The next summer, I did a Canuck as a 16-year old. 5-weeks of camping in remote Northern Saskatchewan with 4 other kick-ass girls and a leader who seriously changed the way I saw the world. We were a good bunch who liked to challenge ourselves, work hard, and test our limits. I learned how to cook creatively over a campfire, how to bushwack a portage with a compass and a map, to to raise a tarp and sail on a 100-mile long lake, and how to paddle whitewater, expeditionary style. I learned how to be quiet, to meditate over paddle strokes, and to ride the windswept rollers on turbulent lakes. I came home from that summer tanned, lean, and different. Stronger. More self-assured.
The girls on that trip became some of the people who I most related to in the world. We planned to do a Staff Instructor’s Course (S.I.C.) in 2-years time. We went back to Manito-wish as staff and spent a summer passing forward some of the skills and lessons we had been taught as campers.
In the time that passed between my Canuck and my S.I.C., some things changed in my life. I applied to colleges and the process taught quite a bit. I remember sitting in a dorm at Dartmouth with my host who told me ” I love it here, it makes the Friday nights that I stayed home to do schoolwork seem worth it.”
To me, this was a life-altering revelation. I had never stayed home on a Friday to do homework. I had always done well in school growing up and I never learned good study habits as a result. I was in the advanced track throughout school, placed at the top in standardized tests, won scholarships, but didn’t know how to simply do homework or study for a test. I was a mess of unmet potential. I had been resting on my laurels as an intelligent kid since elementary school, without putting in the time to really improve myself.
This realization led me down a strange path involving a lot of re-evaluating. I imposed a grounding on myself, staying in for nearly six weeks instead of socializing. I tried out for a play and got the lead. I did my homework and did well. I started bringing home the grades I should have been from the beginning. In this quest for perfection, however, I stopped eating. I got compliments and someone even suggested I consider modeling. I lost sight of my priorities– big time. I deferred from Macalester. I took a year off to go figure out what was happening.

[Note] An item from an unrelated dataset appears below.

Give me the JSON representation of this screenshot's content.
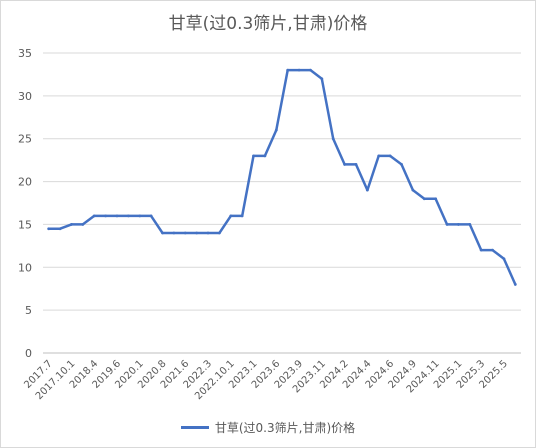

The following summer I headed out on my S.I.C., to spend 55-days paddling from Northern Saskatchewan to Arviat, a small Inuit village on Hudson’s Bay. I hadn’t completely come to terms with some of the things that had happened in my life, but I knew that I always felt most like myself on trail. I spent 7.5 weeks of that summer in the tundra and taiga. I was challenged mentally and physically as I had never been before. Worrying about my weight was an afterthought– I was worried about whether I could shoot a polar bear if I had to. I was filleting Northern pike. I was fending off the ever-present buzz of black flies. I was portaging a canoe blown sideways by the unmitigated tundra wind. I was reminded of my smallness and impermanence. I was healing.
I came back to work at Manito-wish for 6-years. I could have stayed longer. Every year there I learned more about people, nature, and myself. I never stopped growing.
Everyone has their own story about Manito-wish, but the uniting feature of those stories is that through Manito-wish people figure out who they are and what makes them tick. They learn to appreciate the natural world and it’s intricacies. They grow into good people.